UC Riverside

Anisotropic flow in heavy-ion collisions describes the collective motion of participants and products of the collisions, most commonly in the plane transverse to the axis of the colliding beams. Mathematically, flow is decomposed into a Fourier series of simple shapes which contribute to the overall motion, with the coefficients ($v_n$) describing the magnitude each shape contributes on average. The third harmonic in the series is known as triangular flow ($v_3$) and has previously been shown to develop due to event-by-event fluctuations that randomly produce triangular shapes in the initial collision geometry. This dissertation describes the first study of $v_3$ using the STAR detector at the five lowest center of mass collision energies of gold nuclei in the second stage Beam Energy Scan program at the Relativistic Heavy Ion Collider. A form of $v_3$ which does not develop from fluctuations ($v_3\{\Psi_1\}$) was found and measured at the lowest energy of $\sqrt{s_{NN}}=3.0$ GeV. The source of this $v_3\{\Psi_1\}$ was investigated for the first time using simulated collisions and was found to arise due to two crucial components: geometry and stopping of nucleons in the collision producing initial triangular shapes, and a potential within the equation of state of the medium produced in the collisions.
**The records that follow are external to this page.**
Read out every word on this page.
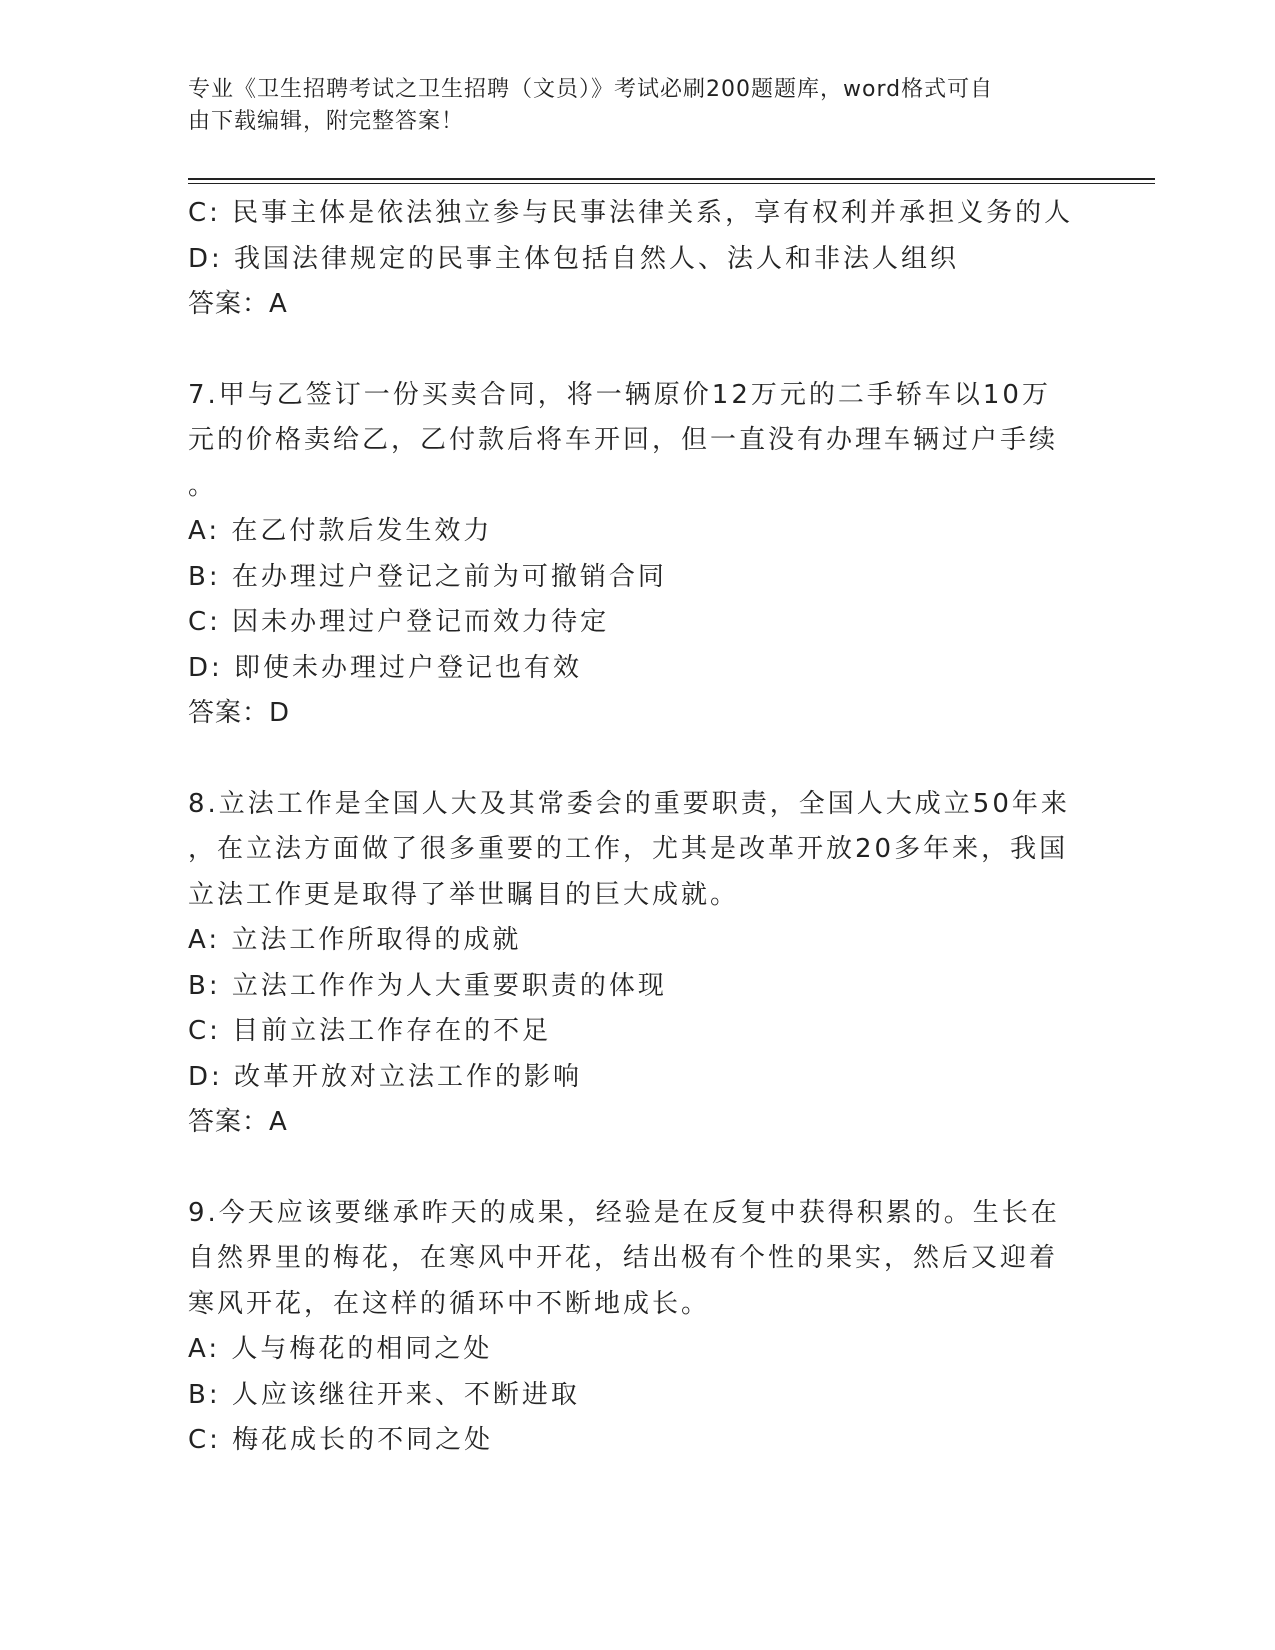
专业《卫生招聘考试之卫生招聘（文员）》考试必刷200题题库，word格式可自
由下载编辑，附完整答案！

C: 民事主体是依法独立参与民事法律关系，享有权利并承担义务的人

D: 我国法律规定的民事主体包括自然人、法人和非法人组织

答案：A

7.甲与乙签订一份买卖合同，将一辆原价12万元的二手轿车以10万

元的价格卖给乙，乙付款后将车开回，但一直没有办理车辆过户手续

。

A: 在乙付款后发生效力

B: 在办理过户登记之前为可撤销合同

C: 因未办理过户登记而效力待定

D: 即使未办理过户登记也有效

答案：D

8.立法工作是全国人大及其常委会的重要职责，全国人大成立50年来

，在立法方面做了很多重要的工作，尤其是改革开放20多年来，我国

立法工作更是取得了举世瞩目的巨大成就。

A: 立法工作所取得的成就

B: 立法工作作为人大重要职责的体现

C: 目前立法工作存在的不足

D: 改革开放对立法工作的影响

答案：A

9.今天应该要继承昨天的成果，经验是在反复中获得积累的。生长在

自然界里的梅花，在寒风中开花，结出极有个性的果实，然后又迎着

寒风开花，在这样的循环中不断地成长。

A: 人与梅花的相同之处

B: 人应该继往开来、不断进取

C: 梅花成长的不同之处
The strength of $v_3\{\Psi_1\}$ was found to decrease with increasing energy, becoming consistent with zero in the region of 3.9 -- 4.5 GeV. A comparison to simulation currently suggests that the initial triangular shape does not vanish and cannot solely explain the disappearance of $v_3\{\Psi_1\}$. This work provides a multitude of new measurements to improve both heavy-ion simulations and our understanding of the equation of state for dense nuclear matter.